Bazooka vint détendre l’atmosphère en passant entre mes jambes, manquant de me faire tomber, pour que je lui gratte l’arrière-train. Je m'accroupis devant l’animal en lui frottant les babines dans tous les sens, évitant les coups de langue qu’il essayait de me donner.

- Salut mon beau, j’essayai de ne pas tomber sur mes fesses devant l’enthousiasme de la masse qui voulait me sauter dessus, ça va mon gros ? Tu peux dire à ta maman qu’elle peut respirer et que tonton Edward va très bien ! !

Je parlais de la façon qui rendait fous tous les chiens, la façon : « On va promener ! », disait Emmett, si bien que Bazooka se rua sur sa maîtresse tout content, pleurnichant comme un bébé. En me relevant, je savais que j’avais gagné, Rosalie était déjà toute attendrie par ce spectacle.

- Tu vois, lançai-je avec un petit sourire, il sait que je vais bien lui.
- Ça c’était bas ! Me répondit-elle avec un regard noir qui cachait mal son état de faiblesse.
- Mais non ! Viens ici.

Je l’embrassais sur la joue et m’avançai vers le salon alors que Rosalie me suivait en soupirant.

- Alors tu vas te décider à me dire ce qui t’amènes ?

Je me laissais lourdement tomber sur le canapé et croisant mes jambes sur la table.

- Tu me manquais ! Lançai-je avec mon plus beau sourire.
- Bien essayé ! Rétorquait ma belle-sœur et repoussant rapidement mes jambes de sa table basse.
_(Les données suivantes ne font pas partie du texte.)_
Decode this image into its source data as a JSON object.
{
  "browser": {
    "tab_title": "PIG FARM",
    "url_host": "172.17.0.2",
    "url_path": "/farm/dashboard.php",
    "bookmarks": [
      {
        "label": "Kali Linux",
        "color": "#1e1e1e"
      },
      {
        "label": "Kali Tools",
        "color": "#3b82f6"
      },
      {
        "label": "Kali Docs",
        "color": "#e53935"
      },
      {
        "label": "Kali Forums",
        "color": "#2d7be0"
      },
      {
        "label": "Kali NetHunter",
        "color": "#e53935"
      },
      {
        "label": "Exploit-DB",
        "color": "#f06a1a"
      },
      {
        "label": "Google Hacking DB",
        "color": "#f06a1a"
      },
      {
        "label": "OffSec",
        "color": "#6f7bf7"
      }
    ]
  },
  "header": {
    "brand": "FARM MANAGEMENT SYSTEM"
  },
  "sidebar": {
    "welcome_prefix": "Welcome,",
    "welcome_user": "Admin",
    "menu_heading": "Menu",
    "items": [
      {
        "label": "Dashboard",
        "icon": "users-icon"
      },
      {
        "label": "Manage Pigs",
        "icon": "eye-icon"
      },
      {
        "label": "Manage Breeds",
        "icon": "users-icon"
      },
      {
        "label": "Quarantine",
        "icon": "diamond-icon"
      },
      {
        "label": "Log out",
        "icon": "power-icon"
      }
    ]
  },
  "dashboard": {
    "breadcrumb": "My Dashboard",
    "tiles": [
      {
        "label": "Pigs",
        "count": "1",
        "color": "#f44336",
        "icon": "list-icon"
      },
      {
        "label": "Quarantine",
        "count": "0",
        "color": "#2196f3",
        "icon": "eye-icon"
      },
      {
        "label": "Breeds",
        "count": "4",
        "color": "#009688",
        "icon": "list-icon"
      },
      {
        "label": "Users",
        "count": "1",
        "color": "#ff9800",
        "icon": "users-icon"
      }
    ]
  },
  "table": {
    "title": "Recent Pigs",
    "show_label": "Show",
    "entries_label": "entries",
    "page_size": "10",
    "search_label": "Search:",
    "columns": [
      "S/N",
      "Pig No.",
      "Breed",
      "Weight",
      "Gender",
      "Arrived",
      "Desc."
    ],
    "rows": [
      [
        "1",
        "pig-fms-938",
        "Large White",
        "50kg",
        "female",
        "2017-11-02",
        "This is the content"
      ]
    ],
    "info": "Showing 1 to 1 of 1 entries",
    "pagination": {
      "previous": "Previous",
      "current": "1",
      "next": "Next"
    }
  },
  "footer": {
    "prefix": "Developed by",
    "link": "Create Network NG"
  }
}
Elle s’asseyait en face de moi et baissait le son de la télé. Son regard insistant m’invitait à engager la conversation.

- Je passais dans le coin, commençai-je en retrouvant mon sérieux, j’ai eu envie de passer dire bonjour, ça faisait longtemps.
- Tu es sûr que ça va ?
- Je vais bien Rosalie, je ne sens plus rien du tout.
- Je ne parlais pas de ton état physique.

Je me taisais un instant. D’aussi loin que je me souvienne, Rose avait toujours eu cette faculté à me percer à jour.
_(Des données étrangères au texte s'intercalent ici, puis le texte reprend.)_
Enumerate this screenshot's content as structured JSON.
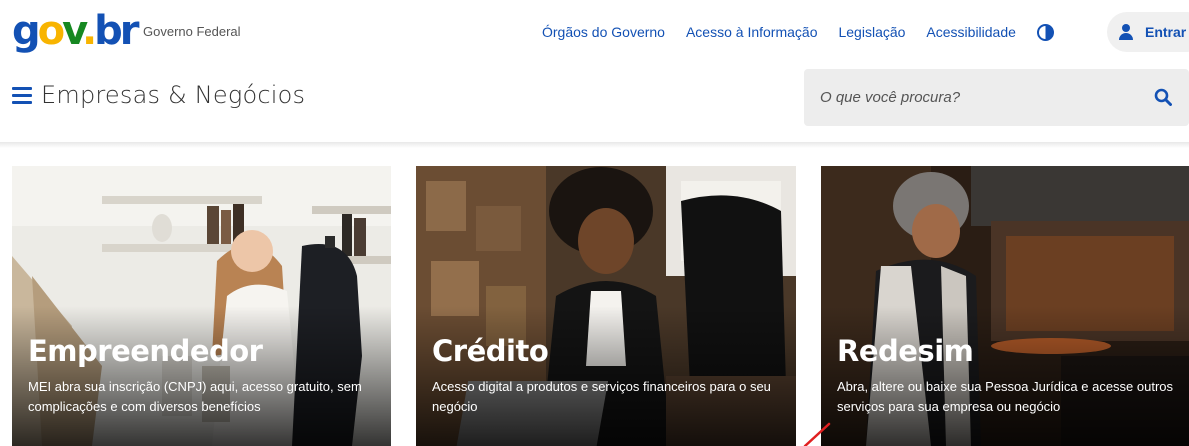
{
  "header": {
    "logo_text": "gov.br",
    "gov_label": "Governo Federal",
    "links": [
      "Órgãos do Governo",
      "Acesso à Informação",
      "Legislação",
      "Acessibilidade"
    ],
    "login_label": "Entrar"
  },
  "site": {
    "title": "Empresas & Negócios"
  },
  "search": {
    "placeholder": "O que você procura?"
  },
  "cards": [
    {
      "title": "Empreendedor",
      "description": "MEI abra sua inscrição (CNPJ) aqui, acesso gratuito, sem complicações e com diversos benefícios"
    },
    {
      "title": "Crédito",
      "description": "Acesso digital a produtos e serviços financeiros para o seu negócio"
    },
    {
      "title": "Redesim",
      "description": "Abra, altere ou baixe sua Pessoa Jurídica e acesse outros serviços para sua empresa ou negócio"
    }
  ],
  "colors": {
    "primary": "#1351b4",
    "logo_yellow": "#f8b400",
    "logo_green": "#168821",
    "annotation_arrow": "#e02020"
  },
  "icons": [
    "menu-icon",
    "contrast-icon",
    "user-icon",
    "search-icon"
  ]
}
- On dirait que quelque chose te préoccupe.
Je soupirais en me contentant de fixer un point dans le vide.
- Je dois être fatigué.
- Bah voyons ! Et moi je suis Elisabeth II !
- C’est pas vrai ? ! M’exclamai-je en jouant les idiots.
- Edward, je suis sérieuse, riait-elle. Tu sais que tu peux me parler si tu veux …
- Je m’en souviendrais. Soufflais-je en lui rendant son sourire. Pour le moment j’ai juste envie de passer une soirée agréable avec ma famille. Il serait possible de me faire inviter à dîner chez ma belle-sœur préférée ?
Les aboiements de Bazooka résonnèrent dans l’entrée.
- Je suis ta seule belle-sœur abruti !
Elle se levait et me donnait une claque sur la tête.
- Tu es ici chez toi, tu le sais ! Chuchota-t-elle dans mon oreille avant de se diriger vers la porte qui s’ouvrait au même moment.

Je la regardai s’éloigner dans le couloir, reposant mes jambes sur la table sans un bruit.

- Même pas en rêve Cullen ! Criait Rosalie, assez fort pour que je retire mes pieds immédiatement.
- C’est pas vrai, tu as des yeux derrière la tête ou quoi ! ?
- Chérie ! Papa est rentré ! Lançait cette grosse voix rauque que je connaissais bien.
Les aboiements du chien s’intensifièrent encore.
- RRRaaa ! ZOOKA STOP !
- Hey ! Soit gentil avec lui, il est content de te voir ! Grondait Rosalie.
- Mais c’est un costume à 300 $ ! Il va me baver dessus !
- Dis pas n’importe quoi Emmett … Tu baves plus que lui en dormant !
- Mais …

Je riais intérieurement en voyant le chien venir vers moi. C’était toujours pareil avec eux. Rosalie jouait toujours les médiateurs entre son chien et son homme. Il y avait presque une compétition entre ces deux là, comme si l’un pouvait se faire aimer plus de Rose que l’autre. Bizarrement, c’était souvent le chien qui gagnait.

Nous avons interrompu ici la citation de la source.